Preparing to Bring Them Home
Before your twins leave the hospital, be sure you have had some practice caring for your babies and been taught to use any special equipment they may need. Ideally, you and the staff should develop discharge plans together, based on the reality of your home situation. The discharge plan helps you understand the care the babies need-how and when to administer medication, what signs to look for, and when it's necessary to call the pediatrician, as well as routine wellbaby care.
Follow-up appointments for the babies to come back to the hospital to be checked should be made before discharge. You may also want to arrange for visits by a public health nurse-a free county service in many communities. It works best when the nurse meets you in the hospital or makes a home visit before the arrival of the babies. PHN's do a home assessment and can suggest the best placement of furniture, for example. Their role is not to give hands-on care but rather to offer support, educate parents, provide community referrals and act as a communication link between pediatricians and parents.

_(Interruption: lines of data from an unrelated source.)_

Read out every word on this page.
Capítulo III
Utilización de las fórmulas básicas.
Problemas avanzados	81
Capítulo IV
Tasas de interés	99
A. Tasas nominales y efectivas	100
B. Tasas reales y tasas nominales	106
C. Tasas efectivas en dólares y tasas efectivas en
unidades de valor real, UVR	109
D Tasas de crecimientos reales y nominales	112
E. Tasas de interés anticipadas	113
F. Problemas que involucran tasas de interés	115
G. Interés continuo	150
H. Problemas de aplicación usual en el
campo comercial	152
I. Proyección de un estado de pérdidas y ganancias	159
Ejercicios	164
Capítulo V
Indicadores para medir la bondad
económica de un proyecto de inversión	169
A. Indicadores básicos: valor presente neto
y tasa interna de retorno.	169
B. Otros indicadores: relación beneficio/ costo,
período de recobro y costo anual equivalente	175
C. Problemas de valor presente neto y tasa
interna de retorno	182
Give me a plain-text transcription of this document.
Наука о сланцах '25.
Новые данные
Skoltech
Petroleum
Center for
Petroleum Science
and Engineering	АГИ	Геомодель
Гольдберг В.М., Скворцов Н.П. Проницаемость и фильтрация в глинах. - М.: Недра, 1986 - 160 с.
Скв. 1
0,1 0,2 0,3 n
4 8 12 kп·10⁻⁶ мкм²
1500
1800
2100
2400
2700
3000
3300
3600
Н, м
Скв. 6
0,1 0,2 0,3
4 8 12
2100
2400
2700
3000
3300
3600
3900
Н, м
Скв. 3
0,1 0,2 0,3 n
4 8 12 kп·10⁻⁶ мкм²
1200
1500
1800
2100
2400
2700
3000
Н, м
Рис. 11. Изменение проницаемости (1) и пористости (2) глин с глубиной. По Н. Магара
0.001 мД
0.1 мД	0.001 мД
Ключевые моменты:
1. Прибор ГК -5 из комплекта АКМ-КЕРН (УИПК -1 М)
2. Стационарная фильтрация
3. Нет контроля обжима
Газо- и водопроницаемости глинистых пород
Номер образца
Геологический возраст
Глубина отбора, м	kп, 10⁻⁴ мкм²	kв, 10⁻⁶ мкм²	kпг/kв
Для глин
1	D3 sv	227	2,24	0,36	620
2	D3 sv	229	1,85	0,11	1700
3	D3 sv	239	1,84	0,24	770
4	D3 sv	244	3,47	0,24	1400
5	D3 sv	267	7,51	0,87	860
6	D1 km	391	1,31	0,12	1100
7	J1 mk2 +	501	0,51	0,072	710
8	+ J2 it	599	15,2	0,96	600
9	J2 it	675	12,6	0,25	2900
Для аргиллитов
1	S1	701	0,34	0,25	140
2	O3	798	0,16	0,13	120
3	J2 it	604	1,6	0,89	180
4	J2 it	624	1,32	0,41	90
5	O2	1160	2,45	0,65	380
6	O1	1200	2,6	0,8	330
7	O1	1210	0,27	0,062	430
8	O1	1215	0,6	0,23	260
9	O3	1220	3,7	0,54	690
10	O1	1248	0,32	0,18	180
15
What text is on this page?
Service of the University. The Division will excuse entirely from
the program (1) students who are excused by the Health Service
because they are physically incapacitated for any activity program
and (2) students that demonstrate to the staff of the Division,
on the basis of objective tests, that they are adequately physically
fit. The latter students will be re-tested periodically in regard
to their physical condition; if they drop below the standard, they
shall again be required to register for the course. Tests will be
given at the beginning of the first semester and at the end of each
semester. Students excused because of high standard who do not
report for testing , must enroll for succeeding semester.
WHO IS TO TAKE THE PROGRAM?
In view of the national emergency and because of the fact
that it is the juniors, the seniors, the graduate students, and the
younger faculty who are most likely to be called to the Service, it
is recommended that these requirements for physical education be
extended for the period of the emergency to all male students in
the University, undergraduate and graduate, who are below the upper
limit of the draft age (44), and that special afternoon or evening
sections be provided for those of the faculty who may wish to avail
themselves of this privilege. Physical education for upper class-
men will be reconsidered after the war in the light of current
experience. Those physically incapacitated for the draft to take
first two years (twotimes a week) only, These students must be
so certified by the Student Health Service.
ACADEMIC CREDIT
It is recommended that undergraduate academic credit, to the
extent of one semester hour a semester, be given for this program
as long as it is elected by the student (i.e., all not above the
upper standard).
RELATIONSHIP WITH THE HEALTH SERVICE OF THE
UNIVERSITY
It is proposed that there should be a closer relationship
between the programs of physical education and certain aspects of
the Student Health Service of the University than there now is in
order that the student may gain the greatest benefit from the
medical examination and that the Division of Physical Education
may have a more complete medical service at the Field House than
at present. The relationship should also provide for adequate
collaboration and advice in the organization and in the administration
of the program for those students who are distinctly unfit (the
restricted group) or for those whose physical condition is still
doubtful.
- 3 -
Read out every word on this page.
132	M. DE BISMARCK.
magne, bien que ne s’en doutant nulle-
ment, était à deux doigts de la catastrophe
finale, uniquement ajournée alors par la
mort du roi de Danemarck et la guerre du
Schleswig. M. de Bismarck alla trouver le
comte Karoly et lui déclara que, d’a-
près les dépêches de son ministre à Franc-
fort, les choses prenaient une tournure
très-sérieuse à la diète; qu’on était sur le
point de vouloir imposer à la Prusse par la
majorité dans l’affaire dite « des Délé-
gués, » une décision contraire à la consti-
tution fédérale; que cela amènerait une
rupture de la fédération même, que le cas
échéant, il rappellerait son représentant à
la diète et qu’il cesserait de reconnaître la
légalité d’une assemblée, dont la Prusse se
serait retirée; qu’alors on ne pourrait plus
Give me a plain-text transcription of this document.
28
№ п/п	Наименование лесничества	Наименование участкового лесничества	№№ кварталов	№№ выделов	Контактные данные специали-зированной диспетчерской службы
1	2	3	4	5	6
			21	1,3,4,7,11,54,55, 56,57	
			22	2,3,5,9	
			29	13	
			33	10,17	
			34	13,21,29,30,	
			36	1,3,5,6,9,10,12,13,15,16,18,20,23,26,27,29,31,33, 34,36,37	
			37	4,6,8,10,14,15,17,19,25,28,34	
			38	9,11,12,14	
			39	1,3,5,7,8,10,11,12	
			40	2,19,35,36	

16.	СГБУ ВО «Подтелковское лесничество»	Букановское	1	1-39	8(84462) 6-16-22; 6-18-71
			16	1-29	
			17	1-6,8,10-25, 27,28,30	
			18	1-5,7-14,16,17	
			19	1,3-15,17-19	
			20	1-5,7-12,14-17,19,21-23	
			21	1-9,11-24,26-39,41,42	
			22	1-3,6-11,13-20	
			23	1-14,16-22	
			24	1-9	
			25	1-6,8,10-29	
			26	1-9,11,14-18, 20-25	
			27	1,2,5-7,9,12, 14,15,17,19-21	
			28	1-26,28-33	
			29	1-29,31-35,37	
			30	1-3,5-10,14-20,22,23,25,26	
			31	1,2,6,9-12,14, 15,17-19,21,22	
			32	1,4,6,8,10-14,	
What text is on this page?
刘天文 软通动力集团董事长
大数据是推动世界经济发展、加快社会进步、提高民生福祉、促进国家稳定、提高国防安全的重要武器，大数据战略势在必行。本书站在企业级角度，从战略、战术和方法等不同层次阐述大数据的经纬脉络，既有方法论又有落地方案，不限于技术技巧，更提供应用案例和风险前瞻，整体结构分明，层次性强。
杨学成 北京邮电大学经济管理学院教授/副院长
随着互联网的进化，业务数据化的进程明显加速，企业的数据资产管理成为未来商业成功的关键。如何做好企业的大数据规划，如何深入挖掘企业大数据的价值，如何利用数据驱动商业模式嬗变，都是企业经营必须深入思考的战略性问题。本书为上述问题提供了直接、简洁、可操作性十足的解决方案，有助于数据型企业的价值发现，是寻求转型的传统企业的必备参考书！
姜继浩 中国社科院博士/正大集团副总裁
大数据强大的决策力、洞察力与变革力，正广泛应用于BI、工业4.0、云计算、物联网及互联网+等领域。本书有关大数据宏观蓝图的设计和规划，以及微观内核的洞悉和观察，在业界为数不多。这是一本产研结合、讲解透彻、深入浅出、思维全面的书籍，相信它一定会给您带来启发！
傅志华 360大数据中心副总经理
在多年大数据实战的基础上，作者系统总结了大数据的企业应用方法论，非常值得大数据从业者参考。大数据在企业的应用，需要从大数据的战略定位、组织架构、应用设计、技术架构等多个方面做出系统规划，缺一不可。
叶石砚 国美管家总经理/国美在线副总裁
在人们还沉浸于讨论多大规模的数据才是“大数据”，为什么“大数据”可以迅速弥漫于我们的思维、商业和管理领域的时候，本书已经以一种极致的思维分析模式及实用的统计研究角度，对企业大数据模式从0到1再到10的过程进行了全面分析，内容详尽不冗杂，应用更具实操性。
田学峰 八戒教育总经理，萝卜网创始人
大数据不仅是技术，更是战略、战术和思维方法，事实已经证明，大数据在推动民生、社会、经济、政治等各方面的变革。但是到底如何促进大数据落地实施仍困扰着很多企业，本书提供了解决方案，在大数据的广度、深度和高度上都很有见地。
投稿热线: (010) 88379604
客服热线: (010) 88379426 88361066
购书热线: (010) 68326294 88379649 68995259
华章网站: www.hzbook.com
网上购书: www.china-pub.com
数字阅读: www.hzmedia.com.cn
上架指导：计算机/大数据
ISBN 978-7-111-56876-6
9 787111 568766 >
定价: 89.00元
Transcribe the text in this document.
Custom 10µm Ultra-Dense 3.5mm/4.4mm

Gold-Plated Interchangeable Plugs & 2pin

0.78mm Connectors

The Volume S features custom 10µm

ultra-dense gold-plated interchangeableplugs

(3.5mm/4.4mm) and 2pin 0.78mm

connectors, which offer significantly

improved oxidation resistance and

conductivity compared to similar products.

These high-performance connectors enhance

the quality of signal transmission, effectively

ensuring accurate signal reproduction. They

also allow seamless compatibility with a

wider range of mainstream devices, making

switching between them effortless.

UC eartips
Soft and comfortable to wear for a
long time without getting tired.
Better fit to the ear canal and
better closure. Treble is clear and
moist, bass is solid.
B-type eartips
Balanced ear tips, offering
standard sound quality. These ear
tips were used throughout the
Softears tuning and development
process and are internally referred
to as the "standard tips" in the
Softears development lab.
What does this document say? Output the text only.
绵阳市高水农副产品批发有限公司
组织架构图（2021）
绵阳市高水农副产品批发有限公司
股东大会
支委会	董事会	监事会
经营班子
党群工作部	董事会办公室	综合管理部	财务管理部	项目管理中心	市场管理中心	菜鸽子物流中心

The most important thing you can do for yourself is to get some help when the babies come home. You may have spent three months shuttling between hospitals and then take home two sick babies on apnea monitors or oxygen, or with other special needs. Here is what one mother told us. "Against better advice, we didn't get enough help. In retrospect, I would have done whatever I could to get high school kids, or somebody else that wouldn't have cost a lot, to give me a break. And I wouldn't have been so reluctant to ask friends to help. The exhaustion of caring for preemie twins is cumulative. If you can stop it from happening, you'll feel better and everything will be better."